A alternativa correta é a letra B:

B. Exposição do ponto de vista de maneira parcialmente impessoal, utilizando a 1ª pessoa do plural.

EXPLICAÇÃO

O texto é parcialmente impessoal porque, embora apresente opiniões e argumentos da autora, ele busca construir um tom coletivo ao usar a 1ª pessoa do plural. Isso confere uma perspectiva inclusiva, trazendo o leitor para o discurso sem torná-lo excessivamente pessoal.

  1. "Precisamos investir em educação tecnológica"
  • O uso de "precisamos" implica que a autora está inserida em um grupo que inclui os leitores e a sociedade em geral.

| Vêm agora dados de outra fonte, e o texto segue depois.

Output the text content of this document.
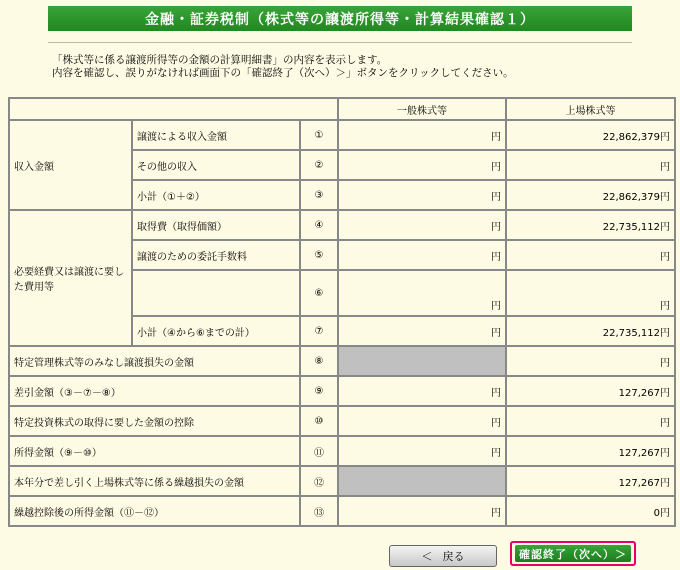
金融・証券税制（株式等の譲渡所得等・計算結果確認１）
「株式等に係る譲渡所得等の金額の計算明細書」の内容を表示します。
内容を確認し、誤りがなければ画面下の「確認終了（次へ）＞」ボタンをクリックしてください。
			一般株式等	上場株式等
収入金額	譲渡による収入金額	①	円	22,862,379円
	その他の収入	②	円	円
	小計（①＋②）	③	円	22,862,379円
必要経費又は譲渡に要した費用等	取得費（取得価額）	④	円	22,735,112円
	譲渡のための委託手数料	⑤	円	円
		⑥	円	円
	小計（④から⑥までの計）	⑦	円	22,735,112円
特定管理株式等のみなし譲渡損失の金額		⑧		円
差引金額（③－⑦－⑧）		⑨	円	127,267円
特定投資株式の取得に要した金額の控除		⑩	円	円
所得金額（⑨－⑩）		⑪	円	127,267円
本年分で差し引く上場株式等に係る繰越損失の金額		⑫		127,267円
繰越控除後の所得金額（⑪－⑫）		⑬	円	0円
＜ 戻る	確認終了（次へ）＞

Essa escolha distancia o texto de uma opinião puramente pessoal e aponta para um objetivo comum.
  1. "Estamos falando de tecnologias incríveis nas mãos de poucos"
  • "Estamos" reforça que a análise não é exclusiva da autora, mas uma visão compartilhada com o público, ampliando o escopo do discurso.
  1. "Temos carência em diversos aspectos"
  • O verbo "temos" aponta para uma constatação que inclui a autora e a coletividade, o que demonstra parcial impessoalidade, já que a crítica não está direcionada a um indivíduo específico, mas ao cenário brasileiro.

POR QUE É IMPESSOAL?

O texto não é completamente impessoal, pois reflete claramente a visão e os valores da autora, como o destaque para a educação tecnológica e a inclusão digital. Entretanto, o uso da 1ª pessoa do plural cria um tom de neutralidade estratégica, englobando o leitor e dando maior peso ao argumento, como se fosse um consenso coletivo e não apenas a opinião da autora.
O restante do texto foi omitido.